De fringant jeune mâle énamouré je passai à chiffe molle éberluée pointant grossièrement du doigt ce nom célèbre - en ce temps reculé on n'utilisait pas le qualificatif people - en balbutiant " c'est lui..." Ma Marie acidulée se gondolait gentiment " mais oui, mon Benoît, c'est lui... C'est un monument qu'il te faudra affronter par la face nord dimanche. Pour la minute contente-toi de maman. Elle c'est tout simple. Tu l'écoutes, elle adore ça..." Je bardai ce qui me restait d'énergie pour carillonner. Madame mère nous ouvrit dans un froufroutement vaporeux. Elle tenait du cygne et de l'échassier. Marie lui claquait une bise sur le front avant de me présenter d'un "c'est Benoît" si familier que j'eus du mal à me saisir de la main fine et blanche qu'on me tendait. Gauchement je l'agitais. On m'invitait, sourire narquois accroché à des lèvres discrètement peintes, regard mi-ironique, mi-étonné sous de longs cils, à m'asseoir sur un canapé blanc et long comme un chemin de halage. Je m'y sentais perdu. Marie s'était éclipsée. " Vous n'avez pas les cheveux longs..." me disait le flamand rose en se posant sur l'accoudoir d'un fauteuil en vis à vis. En un ultime effort je me tins droit et plantai mon regard dans ses yeux tilleul afin de ne pas m'attarder sur ses jambes croisées qui saillaient entre les pans du déshabillé.

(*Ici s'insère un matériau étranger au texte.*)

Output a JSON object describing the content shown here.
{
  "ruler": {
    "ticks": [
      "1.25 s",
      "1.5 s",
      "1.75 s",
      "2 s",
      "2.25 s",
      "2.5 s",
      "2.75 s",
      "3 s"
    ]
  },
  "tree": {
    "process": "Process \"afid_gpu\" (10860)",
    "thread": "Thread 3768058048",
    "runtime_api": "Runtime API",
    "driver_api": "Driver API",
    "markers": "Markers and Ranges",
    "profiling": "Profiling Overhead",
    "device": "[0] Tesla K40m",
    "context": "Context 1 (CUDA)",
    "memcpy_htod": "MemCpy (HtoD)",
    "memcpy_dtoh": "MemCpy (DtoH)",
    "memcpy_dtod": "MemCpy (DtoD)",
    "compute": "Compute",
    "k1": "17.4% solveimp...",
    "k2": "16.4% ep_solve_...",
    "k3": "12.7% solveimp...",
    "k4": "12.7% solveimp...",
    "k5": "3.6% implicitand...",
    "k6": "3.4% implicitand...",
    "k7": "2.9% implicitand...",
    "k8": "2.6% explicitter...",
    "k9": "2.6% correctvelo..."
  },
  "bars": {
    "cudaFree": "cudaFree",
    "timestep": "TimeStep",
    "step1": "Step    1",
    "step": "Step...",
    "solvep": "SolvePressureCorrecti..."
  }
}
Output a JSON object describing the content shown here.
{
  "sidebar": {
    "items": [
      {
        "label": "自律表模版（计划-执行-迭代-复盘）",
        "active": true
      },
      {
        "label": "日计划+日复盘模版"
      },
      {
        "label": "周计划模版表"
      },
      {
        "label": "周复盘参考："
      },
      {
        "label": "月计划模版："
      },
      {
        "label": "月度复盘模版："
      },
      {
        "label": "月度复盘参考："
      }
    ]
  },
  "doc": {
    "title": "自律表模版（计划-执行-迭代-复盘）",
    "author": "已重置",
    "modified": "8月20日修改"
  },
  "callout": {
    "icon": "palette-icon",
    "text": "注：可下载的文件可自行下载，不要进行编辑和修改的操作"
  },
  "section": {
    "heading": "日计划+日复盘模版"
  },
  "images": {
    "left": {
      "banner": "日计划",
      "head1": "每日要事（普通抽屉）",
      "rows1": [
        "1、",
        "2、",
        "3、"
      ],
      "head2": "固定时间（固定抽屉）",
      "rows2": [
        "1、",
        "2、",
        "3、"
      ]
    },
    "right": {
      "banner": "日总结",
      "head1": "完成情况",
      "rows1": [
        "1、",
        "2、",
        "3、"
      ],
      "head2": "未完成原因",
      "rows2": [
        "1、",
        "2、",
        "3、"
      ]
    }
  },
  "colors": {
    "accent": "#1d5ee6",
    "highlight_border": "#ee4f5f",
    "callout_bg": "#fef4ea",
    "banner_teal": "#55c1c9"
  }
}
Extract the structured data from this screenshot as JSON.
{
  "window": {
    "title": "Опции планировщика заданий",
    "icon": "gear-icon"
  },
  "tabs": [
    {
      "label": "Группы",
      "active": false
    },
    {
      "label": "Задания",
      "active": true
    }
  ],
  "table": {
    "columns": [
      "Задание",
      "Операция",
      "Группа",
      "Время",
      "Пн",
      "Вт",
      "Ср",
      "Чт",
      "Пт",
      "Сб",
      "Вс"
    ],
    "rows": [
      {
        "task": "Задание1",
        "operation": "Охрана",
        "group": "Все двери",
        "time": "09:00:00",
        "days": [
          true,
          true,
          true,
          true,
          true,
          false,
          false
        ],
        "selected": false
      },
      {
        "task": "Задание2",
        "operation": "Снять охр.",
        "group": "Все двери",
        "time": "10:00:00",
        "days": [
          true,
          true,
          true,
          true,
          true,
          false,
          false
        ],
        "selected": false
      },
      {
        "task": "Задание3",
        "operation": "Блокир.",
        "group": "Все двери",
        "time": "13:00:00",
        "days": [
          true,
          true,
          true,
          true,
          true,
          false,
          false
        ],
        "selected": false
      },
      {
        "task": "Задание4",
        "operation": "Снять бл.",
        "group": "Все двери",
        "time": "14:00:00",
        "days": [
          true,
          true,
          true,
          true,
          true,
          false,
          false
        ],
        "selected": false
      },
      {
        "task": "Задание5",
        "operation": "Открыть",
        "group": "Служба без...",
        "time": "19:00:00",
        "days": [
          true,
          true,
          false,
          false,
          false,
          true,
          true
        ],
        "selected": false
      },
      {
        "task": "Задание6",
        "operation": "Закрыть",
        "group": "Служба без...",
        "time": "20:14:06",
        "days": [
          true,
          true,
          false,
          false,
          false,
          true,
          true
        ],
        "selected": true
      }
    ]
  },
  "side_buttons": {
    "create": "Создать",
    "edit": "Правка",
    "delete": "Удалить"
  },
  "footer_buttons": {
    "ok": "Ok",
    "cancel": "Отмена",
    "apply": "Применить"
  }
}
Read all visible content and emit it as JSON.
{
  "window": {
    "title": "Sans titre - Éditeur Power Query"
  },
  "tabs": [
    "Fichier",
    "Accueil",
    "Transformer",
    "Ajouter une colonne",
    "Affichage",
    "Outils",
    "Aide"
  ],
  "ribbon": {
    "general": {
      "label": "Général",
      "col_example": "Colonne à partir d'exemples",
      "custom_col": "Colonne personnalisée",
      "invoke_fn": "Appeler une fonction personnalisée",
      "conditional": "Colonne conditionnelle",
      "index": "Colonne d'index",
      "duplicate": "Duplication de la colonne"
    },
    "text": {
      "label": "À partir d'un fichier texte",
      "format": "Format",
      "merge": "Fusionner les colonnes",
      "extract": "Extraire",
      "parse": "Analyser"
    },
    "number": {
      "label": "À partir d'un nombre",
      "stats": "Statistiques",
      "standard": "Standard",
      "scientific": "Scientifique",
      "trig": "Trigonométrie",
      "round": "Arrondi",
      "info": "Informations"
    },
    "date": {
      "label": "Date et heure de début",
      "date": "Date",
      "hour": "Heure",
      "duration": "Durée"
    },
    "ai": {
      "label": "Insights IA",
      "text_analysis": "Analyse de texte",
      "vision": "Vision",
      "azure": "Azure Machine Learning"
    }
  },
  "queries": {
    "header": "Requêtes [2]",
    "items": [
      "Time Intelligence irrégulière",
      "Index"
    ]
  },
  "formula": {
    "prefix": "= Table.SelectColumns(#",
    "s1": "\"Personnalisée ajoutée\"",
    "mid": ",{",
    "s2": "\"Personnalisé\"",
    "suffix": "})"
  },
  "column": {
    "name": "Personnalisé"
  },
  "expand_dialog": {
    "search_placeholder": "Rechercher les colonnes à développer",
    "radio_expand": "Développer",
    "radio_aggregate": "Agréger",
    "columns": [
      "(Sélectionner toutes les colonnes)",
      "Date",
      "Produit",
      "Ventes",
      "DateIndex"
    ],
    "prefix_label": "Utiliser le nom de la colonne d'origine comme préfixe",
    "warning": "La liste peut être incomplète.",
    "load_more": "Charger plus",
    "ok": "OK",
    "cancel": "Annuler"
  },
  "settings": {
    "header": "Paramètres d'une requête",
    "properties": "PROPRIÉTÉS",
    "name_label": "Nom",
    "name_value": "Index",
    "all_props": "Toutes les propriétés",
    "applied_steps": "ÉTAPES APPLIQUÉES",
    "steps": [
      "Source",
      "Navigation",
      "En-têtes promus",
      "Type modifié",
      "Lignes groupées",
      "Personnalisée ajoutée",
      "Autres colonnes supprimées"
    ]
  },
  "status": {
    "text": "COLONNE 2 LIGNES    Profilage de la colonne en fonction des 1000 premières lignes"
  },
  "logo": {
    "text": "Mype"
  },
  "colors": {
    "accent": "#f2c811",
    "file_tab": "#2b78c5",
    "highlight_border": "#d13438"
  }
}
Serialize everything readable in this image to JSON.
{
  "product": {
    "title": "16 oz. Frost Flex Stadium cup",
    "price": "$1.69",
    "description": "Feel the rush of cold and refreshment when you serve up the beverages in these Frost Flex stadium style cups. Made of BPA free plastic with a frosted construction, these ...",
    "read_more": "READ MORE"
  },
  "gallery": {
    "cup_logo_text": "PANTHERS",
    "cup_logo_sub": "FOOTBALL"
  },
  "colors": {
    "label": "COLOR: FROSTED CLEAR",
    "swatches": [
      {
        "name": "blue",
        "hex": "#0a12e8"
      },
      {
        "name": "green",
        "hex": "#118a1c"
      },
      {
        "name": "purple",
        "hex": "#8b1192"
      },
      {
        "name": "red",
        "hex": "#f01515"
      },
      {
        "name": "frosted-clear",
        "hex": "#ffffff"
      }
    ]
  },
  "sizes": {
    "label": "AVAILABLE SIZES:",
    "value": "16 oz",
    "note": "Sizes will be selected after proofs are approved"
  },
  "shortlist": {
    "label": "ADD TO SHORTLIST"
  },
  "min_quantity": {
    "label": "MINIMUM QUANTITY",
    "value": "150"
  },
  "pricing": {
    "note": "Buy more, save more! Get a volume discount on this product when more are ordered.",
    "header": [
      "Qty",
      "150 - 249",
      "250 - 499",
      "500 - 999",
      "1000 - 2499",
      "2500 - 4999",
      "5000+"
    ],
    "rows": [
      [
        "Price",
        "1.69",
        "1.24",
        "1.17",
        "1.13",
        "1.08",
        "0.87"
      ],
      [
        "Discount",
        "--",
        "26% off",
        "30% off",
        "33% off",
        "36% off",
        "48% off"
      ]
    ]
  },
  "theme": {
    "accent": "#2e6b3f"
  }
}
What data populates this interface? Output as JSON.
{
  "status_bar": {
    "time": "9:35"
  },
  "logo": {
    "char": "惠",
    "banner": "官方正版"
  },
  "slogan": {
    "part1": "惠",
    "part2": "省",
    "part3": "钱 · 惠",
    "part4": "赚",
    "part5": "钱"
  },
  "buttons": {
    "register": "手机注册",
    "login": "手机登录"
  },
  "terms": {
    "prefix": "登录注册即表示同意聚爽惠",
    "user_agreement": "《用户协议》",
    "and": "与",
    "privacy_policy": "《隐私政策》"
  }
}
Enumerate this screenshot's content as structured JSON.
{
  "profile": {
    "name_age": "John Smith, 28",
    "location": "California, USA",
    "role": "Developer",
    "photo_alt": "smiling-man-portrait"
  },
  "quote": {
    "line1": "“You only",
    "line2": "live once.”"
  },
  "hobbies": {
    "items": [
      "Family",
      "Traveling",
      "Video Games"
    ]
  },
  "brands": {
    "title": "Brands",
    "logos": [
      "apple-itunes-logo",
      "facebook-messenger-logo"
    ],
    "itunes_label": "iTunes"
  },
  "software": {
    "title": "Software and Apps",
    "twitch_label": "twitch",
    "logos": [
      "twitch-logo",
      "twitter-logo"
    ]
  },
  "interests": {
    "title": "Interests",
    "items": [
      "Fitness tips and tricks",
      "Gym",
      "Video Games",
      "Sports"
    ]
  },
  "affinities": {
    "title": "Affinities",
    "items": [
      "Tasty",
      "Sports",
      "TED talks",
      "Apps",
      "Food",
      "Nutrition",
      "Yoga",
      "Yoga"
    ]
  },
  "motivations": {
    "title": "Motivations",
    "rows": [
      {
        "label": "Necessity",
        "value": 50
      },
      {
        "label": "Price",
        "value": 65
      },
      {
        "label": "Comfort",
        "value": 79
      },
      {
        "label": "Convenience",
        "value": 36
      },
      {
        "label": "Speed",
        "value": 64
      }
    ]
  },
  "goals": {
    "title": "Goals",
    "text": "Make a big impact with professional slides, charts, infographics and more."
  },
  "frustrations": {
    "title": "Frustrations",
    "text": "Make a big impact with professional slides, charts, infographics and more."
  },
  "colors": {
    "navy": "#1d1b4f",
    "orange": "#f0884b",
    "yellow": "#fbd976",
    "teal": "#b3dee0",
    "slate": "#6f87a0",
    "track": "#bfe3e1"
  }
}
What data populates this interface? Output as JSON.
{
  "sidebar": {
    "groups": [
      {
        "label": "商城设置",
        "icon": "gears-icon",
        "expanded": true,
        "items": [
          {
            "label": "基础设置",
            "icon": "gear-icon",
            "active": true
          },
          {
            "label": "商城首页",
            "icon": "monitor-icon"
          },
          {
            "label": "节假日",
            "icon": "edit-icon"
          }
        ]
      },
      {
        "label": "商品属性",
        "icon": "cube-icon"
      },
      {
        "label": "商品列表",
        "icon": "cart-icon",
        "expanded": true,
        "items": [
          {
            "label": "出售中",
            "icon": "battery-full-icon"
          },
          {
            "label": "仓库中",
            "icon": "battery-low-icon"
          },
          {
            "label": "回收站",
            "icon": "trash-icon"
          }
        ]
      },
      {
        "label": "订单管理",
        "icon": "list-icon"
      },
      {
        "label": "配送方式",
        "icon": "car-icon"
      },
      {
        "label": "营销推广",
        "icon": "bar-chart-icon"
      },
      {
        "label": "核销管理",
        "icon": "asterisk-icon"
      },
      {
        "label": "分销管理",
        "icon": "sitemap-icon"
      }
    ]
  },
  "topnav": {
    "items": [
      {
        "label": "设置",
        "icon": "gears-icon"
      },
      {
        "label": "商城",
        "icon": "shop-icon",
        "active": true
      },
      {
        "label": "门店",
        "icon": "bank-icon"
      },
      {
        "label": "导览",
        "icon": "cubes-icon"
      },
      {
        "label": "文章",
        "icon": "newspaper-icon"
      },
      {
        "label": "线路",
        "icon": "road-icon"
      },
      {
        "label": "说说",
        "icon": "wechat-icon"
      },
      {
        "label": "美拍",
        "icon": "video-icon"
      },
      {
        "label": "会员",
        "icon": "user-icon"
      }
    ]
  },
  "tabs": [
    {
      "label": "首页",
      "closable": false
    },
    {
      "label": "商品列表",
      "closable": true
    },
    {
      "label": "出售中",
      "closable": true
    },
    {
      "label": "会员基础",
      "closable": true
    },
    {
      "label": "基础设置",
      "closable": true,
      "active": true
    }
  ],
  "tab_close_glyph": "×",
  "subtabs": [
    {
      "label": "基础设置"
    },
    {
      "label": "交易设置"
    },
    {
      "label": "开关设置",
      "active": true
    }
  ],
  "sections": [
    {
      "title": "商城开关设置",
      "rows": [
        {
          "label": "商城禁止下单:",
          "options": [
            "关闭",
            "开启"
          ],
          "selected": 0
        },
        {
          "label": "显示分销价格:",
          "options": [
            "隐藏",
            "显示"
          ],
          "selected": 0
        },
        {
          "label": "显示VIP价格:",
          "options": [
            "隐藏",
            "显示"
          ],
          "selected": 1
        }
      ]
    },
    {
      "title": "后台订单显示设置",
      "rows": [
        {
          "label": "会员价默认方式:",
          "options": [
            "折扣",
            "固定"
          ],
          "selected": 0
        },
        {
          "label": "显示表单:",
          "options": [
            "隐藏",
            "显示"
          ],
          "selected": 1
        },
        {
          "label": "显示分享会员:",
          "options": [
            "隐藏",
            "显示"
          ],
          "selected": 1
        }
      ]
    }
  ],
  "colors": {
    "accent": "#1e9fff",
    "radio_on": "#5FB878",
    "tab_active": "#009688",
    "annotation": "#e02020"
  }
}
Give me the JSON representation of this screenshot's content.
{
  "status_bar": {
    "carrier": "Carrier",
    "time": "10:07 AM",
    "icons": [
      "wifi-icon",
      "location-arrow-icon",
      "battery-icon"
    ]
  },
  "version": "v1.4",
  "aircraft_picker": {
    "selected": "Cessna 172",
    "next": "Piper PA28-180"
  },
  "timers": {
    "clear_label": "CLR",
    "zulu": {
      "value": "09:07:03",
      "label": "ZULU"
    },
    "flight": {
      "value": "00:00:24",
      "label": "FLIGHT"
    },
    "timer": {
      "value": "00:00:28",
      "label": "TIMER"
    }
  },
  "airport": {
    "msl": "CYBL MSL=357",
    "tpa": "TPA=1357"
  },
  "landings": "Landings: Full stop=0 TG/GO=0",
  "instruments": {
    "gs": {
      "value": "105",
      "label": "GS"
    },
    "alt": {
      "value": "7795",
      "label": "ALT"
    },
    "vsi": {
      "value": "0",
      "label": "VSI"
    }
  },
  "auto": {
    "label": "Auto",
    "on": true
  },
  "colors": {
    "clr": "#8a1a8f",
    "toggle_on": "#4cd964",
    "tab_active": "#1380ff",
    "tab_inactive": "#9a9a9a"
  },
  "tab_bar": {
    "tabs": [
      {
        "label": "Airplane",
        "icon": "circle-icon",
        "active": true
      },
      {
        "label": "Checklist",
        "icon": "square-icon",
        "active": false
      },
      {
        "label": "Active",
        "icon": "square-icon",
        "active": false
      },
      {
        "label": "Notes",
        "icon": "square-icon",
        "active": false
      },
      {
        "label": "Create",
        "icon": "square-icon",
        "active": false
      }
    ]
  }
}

A ce constat qui semblait la combler d'aise j'opposai un sourire béat. Vite il fallait que je me ressaisisse face à cette entreprise de séduction. J'optai pour la contre-attaque. Me levai. Elle réprimait un léger étonnement en posant ses mains sur le haut de ses cuisses découvertes. Sans me soucier de ce qui montait en elle, d'un pas décidé, j'allais me planter à la verticale de sa pause provocante. Elle frissonnait et se cabrait, ce qui avait pour effet de dénouer la fine cordelette enserrant sa taille. J'affichais mon sourire le plus carnassier. Elle tentait de reprendre contenance mais la soie glissait sur l'arche de ses hanches. A l'à pic de sa chevelure permanentée je me courbai en tendant ma main. Sa maigre poitrine palpitait. Je me saisis de sa main et j'y déposai du bout des lèvres un bref baiser. Puis, tel un officier au garde à vous, gants beurre frais, planté face à elle demi-nue, je lui fis cette étrange déclaration " madame si Marie n'existait pas je vous aurais fait l'amour sur le champ. Vous êtes belle et désirable. Je vous prie de bien vouloir ne pas m'en tenir rigueur..."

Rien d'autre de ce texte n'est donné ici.